Monkeypox is an infectious viral disease that can occur in both humans and some other animals. Early symptoms include fever, headache, muscle pains, shivering, backache, and feeling extremely tired. Typically there are swollen lymph nodes behind the ear, below the jaw, in the neck or in the groin. This is followed by a rash that forms blisters and crusts over; most frequently in the mouth, on the face, hands and feet, genitals and eyes. The time from exposure to onset of symptoms is on average 12 days, though ranges from 5-to-21 days. The duration of symptoms is typically two to four weeks. Cases may be severe, especially in children, pregnant women or people with suppressed immune systems.
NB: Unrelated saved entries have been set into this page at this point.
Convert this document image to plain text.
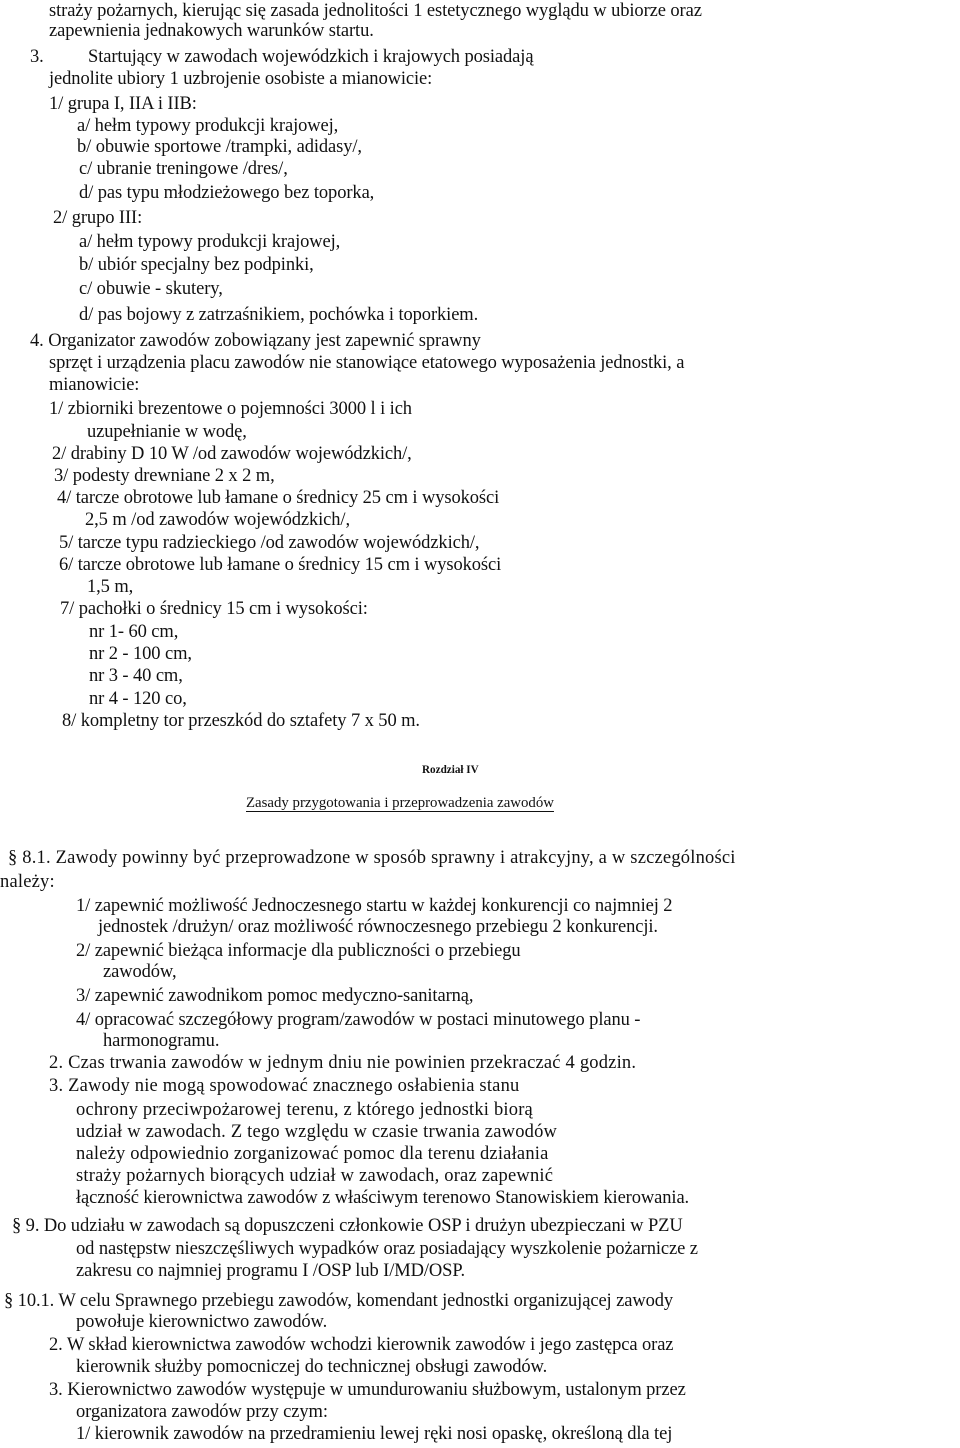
straży pożarnych, kierując się zasada jednolitości 1 estetycznego wyglądu w ubiorze oraz
zapewnienia jednakowych warunków startu.
3. Startujący w zawodach wojewódzkich i krajowych posiadają
jednolite ubiory 1 uzbrojenie osobiste a mianowicie:
1/ grupa I, IIA i IIB:
a/ hełm typowy produkcji krajowej,
b/ obuwie sportowe /trampki, adidasy/,
c/ ubranie treningowe /dres/,
d/ pas typu młodzieżowego bez toporka,
2/ grupo III:
a/ hełm typowy produkcji krajowej,
b/ ubiór specjalny bez podpinki,
c/ obuwie - skutery,
d/ pas bojowy z zatrzaśnikiem, pochówka i toporkiem.
4. Organizator zawodów zobowiązany jest zapewnić sprawny
sprzęt i urządzenia placu zawodów nie stanowiące etatowego wyposażenia jednostki, a
mianowicie:
1/ zbiorniki brezentowe o pojemności 3000 l i ich
uzupełnianie w wodę,
2/ drabiny D 10 W /od zawodów wojewódzkich/,
3/ podesty drewniane 2 x 2 m,
4/ tarcze obrotowe lub łamane o średnicy 25 cm i wysokości
2,5 m /od zawodów wojewódzkich/,
5/ tarcze typu radzieckiego /od zawodów wojewódzkich/,
6/ tarcze obrotowe lub łamane o średnicy 15 cm i wysokości
1,5 m,
7/ pachołki o średnicy 15 cm i wysokości:
nr 1- 60 cm,
nr 2 - 100 cm,
nr 3 - 40 cm,
nr 4 - 120 co,
8/ kompletny tor przeszkód do sztafety 7 x 50 m.
Rozdział IV
Zasady przygotowania i przeprowadzenia zawodów
§ 8.1. Zawody powinny być przeprowadzone w sposób sprawny i atrakcyjny, a w szczególności
należy:
1/ zapewnić możliwość Jednoczesnego startu w każdej konkurencji co najmniej 2
jednostek /drużyn/ oraz możliwość równoczesnego przebiegu 2 konkurencji.
2/ zapewnić bieżąca informacje dla publiczności o przebiegu
zawodów,
3/ zapewnić zawodnikom pomoc medyczno-sanitarną,
4/ opracować szczegółowy program/zawodów w postaci minutowego planu -
harmonogramu.
2. Czas trwania zawodów w jednym dniu nie powinien przekraczać 4 godzin.
3. Zawody nie mogą spowodować znacznego osłabienia stanu
ochrony przeciwpożarowej terenu, z którego jednostki biorą
udział w zawodach. Z tego względu w czasie trwania zawodów
należy odpowiednio zorganizować pomoc dla terenu działania
straży pożarnych biorących udział w zawodach, oraz zapewnić
łączność kierownictwa zawodów z właściwym terenowo Stanowiskiem kierowania.
§ 9. Do udziału w zawodach są dopuszczeni członkowie OSP i drużyn ubezpieczani w PZU
od następstw nieszczęśliwych wypadków oraz posiadający wyszkolenie pożarnicze z
zakresu co najmniej programu I /OSP lub I/MD/OSP.
§ 10.1. W celu Sprawnego przebiegu zawodów, komendant jednostki organizującej zawody
powołuje kierownictwo zawodów.
2. W skład kierownictwa zawodów wchodzi kierownik zawodów i jego zastępca oraz
kierownik służby pomocniczej do technicznej obsługi zawodów.
3. Kierownictwo zawodów występuje w umundurowaniu służbowym, ustalonym przez
organizatora zawodów przy czym:
1/ kierownik zawodów na przedramieniu lewej ręki nosi opaskę, określoną dla tej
Jewish TV Channel recently reported that the infection has been mainly prevalent among homosexual males. It now brings further medical evidence that strongly suggests that global hysteria is unwarranted in confronting this disease. The National Institute for Communicable Diseases (NICD) is the national public health institute of South Africa, providing reference to microbiology, virology, epidemiology, surveillance and public health research to support the government’s response to communicable disease threats.
On 25 May, disease experts from the NICD in South Africa said they saw no need for mass vaccination, because they believe cases will not explode as they did in the COVID-19 pandemic.